Our cousin Joshua, a junior groomsman
My dad, proud father of the groom
Deven had the idea of putting chapstick on the ring so it wouldn't get stuck on Heather's knuckle during the srevice... I just hope it hasn't fallen off.
Deven, serious and just managing to keep it all in while waiting for Heather, who was a wee bit late for the ceremony. Our grandmother (MacDonald), sitting next to me, kept whispering loudly to Deven, "She's not coming!" I'm sure he appreciated the humour...
Exchanging their vows
The beautiful bride, all smiles
Husband and wife
They surprised Heather's parents and relatives (who had travelled from Scotland to be at the wedding) with a bagpiper who played as they left the church
Our cousin Christy, the flower girl
Both of our families: MacRailds and MacDonalds
Sometimes they forget that there are other people in the universe... hehe... but I guess that is ok (normal?) for newlyweds :)
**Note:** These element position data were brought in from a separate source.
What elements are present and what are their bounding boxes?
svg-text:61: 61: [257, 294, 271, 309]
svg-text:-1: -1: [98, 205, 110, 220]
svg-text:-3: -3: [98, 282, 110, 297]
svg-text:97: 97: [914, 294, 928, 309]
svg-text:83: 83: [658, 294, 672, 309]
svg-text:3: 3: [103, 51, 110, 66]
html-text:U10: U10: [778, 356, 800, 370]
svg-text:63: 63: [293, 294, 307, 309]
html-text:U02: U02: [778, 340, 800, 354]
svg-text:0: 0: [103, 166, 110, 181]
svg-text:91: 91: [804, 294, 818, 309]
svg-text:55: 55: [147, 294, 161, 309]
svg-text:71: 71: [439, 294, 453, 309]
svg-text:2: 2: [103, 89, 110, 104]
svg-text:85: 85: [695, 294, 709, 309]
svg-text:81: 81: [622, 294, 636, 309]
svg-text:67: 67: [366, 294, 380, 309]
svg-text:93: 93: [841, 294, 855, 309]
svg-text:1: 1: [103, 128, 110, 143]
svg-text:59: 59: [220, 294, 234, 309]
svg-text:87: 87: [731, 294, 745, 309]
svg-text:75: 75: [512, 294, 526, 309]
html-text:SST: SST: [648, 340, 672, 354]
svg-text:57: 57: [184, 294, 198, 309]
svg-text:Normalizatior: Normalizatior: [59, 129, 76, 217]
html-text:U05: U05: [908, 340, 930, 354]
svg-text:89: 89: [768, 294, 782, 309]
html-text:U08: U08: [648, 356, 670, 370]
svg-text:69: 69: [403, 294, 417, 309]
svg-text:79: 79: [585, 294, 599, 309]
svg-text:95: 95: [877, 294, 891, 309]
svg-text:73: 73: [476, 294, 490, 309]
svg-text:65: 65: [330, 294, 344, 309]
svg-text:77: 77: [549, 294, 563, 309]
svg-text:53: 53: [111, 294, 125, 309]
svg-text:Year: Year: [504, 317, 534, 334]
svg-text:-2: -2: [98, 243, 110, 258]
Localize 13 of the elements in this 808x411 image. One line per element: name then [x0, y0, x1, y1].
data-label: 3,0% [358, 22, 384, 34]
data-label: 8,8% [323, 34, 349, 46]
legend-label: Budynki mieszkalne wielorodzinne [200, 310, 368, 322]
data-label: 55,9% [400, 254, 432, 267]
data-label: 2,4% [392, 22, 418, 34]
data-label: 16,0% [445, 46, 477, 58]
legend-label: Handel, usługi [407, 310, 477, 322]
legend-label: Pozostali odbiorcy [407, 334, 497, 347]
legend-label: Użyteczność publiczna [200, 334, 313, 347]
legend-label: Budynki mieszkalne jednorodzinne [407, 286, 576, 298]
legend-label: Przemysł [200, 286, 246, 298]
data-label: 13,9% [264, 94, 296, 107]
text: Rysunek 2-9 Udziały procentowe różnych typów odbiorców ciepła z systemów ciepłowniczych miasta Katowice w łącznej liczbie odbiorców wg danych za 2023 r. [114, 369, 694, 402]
At the reception, listening to my parents' speeches. The MC-ing went well, except when I introduced Heather's dad as the father of the groom. Oops... I should know!
At the end of a long a good day, me with my little brother Deven- I'm proud of him, and happy for him. It makes me happy to see him so happy, and to know how much he loves this woman he now calls his wife. And I'm so glad to welcome Heather into our family.